Mafia : quand le repenti se répand…

Tommaso Buscetta photographié en 1984 © Isopix

En devenant la première «balance», le mafieux Tommaso Buscetta (1928-2000) a tordu le cou de redoutable pieuvre sicilienne, la Cosa Nostra.

Dans «Le Traître» (à voir sur Arte ce dimanche à 21h), le long métrage de l’Italien Marco Bellocchio (2019), retrace les confidences de l’ancien mafioso au juge Giovanni Falcone (1939-1992), avant un documentaire dévoilant les coulisses du film.

«Ce qui est à nous»

1984, Brésil. Deux hommes se font face. Ils sont sur le point d’avoir une discussion qui changera leur existence, et celle de l’Italie. Le premier se nomme Tommaso Buscetta. Il appartient à la pègre sicilienne. Le second, Giovanni Falcone, est juge, engagé dans la lutte antimafia. Mais faisons un bond en arrière.

Tommaso, né le 13 juillet 1928 à Palerme, n’a pas encore 20 ans quand il prête allégeance à la mafia. Il commence au bas de l’échelle, dans le trafic de cigarettes, et gravit rapidement les échelons. Au début des années 1960, deux clans de la Cosa Nostra se font la guerre. Pour échapper au bain de sang, Buscetta s’envole pour New-York. Dans ce nouvel Eldorado, il ouvre une pizzeria, comme de nombreux mafieux siciliens émigrés, qui lui permet de participer au trafic d’héroïne. Buscetta devient «Il Boss dei due mondi», le boss des deux mondes.

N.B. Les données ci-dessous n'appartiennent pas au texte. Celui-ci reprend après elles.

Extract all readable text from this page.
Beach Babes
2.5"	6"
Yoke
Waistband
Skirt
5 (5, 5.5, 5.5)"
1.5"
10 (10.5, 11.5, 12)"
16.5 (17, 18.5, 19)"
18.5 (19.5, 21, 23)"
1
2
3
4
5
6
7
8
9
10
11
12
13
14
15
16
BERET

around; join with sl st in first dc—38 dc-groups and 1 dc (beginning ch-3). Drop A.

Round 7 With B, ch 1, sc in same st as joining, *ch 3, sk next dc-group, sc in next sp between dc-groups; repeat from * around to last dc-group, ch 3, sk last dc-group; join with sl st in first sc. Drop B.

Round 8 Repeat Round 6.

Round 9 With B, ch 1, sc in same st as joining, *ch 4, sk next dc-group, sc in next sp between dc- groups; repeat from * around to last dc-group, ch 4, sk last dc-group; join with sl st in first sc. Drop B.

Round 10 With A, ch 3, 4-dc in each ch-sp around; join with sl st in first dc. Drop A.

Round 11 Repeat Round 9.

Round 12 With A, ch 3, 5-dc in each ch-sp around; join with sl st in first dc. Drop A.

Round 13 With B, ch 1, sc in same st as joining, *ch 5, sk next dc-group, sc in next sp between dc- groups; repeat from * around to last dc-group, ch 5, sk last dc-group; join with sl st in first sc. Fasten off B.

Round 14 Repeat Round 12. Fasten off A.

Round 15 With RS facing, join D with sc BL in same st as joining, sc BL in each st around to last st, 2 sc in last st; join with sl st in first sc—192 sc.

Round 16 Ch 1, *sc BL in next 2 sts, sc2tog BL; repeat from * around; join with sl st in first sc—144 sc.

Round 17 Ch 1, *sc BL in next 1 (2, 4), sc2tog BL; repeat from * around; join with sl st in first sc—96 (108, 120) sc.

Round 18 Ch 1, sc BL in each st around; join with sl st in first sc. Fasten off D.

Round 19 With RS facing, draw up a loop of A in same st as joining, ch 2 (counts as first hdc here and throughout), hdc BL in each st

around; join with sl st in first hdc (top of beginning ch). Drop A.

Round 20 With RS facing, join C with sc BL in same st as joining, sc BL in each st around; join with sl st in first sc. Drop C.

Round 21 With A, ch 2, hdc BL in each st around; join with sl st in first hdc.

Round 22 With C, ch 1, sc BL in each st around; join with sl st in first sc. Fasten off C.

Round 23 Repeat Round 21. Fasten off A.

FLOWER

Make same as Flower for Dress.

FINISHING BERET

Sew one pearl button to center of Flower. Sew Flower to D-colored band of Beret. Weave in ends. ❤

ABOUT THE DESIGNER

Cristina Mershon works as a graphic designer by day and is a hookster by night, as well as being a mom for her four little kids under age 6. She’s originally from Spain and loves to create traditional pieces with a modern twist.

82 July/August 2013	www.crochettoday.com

Planque, cavale et hécatombe

En 1968, il est condamné en Italie pour un double meurtre et arrêté à New-York en 1970. Pourtant, l’Italie ne réclame pas son extradition. Il s’enfuit alors pour le Brésil où il est arrêté par les autorités du régime militaire. Cette fois renvoyé en Italie, il écope de la prison à perpétuité.

Mais en 1980, lors d’une permission de sortie, il disparaît. En fuyant une nouvelle fois au Brésil, il échappe de justesse à la «mattanza», la seconde guerre au sein de la Mafia. Au début des années 1980, un mafieux fait régner la terreur, bafouant tous les principes de «l’honorable organisation» : Toto Riina. «La Bête», chef du clan Corleone, entend bien dominer la Sicile tout en s’accaparant le trafic mondial d’héroïne.

En 1981, il fait assassiner Stefano Bontade, l’un des plus puissants chefs de la Cosa Nostra. Les autres suivent et les morts se comptent par centaines. Buscetta évite le massacre. Faute de pouvoir s’en prendre à lui, Toto Riina s’attaque à sa famille. Deux de ses fils, son gendre, l’un de ses frères et quatre de ses neveux sont tués. Aucun n’appartenait à la mafia. Arrêté une nouvelle fois, il tente, sans succès, de se suicider.

À table !

Retour à 1984 et au face à face Buscetta/Falcone. Le mafioso n’a plus qu’une solution : parler. En brisant l’omertà, il devient le premier «pentito», le premier repenti. Lors de leurs entrevues, le juge Falcone glane plus d’informations sur l’organisation de la Cosa Nostra qu’en plusieurs décennies d’enquête. Le 10 février 1986, à Palerme, dans un bunker en béton armé, s’ouvre le «maxi-procès». 474 mafiosi sont inculpés, mais 119 sont en cavale. Plus de 350 hommes se tiennent dans des cages, accusés de trafic de drogue, extorsions, meurtres et, pour la première fois, appartenance à la mafia.

Après deux ans de procès, le verdict tombe : 360 condamnations pour un total de 2.665 années de prison. La victoire est de courte durée pour le juge Falcone, assassiné sur ordre de Riina en 1992. Buscetta témoigne aussi lors du procès de la «Pizza Connection» (1985-1987), qui permet la condamnation de mafiosi outre-Atlantique.

Espérant qu’il suscitera des vocations, les autorités américaines font profiter l’ex-mafieux du programme de protection des témoins. Il s’installe aux États-Unis sous une nouvelle identité et, grâce à la chirurgie esthétique, sous de nouveaux traits. Il meurt d’un cancer le 2 avril 2000 en Floride.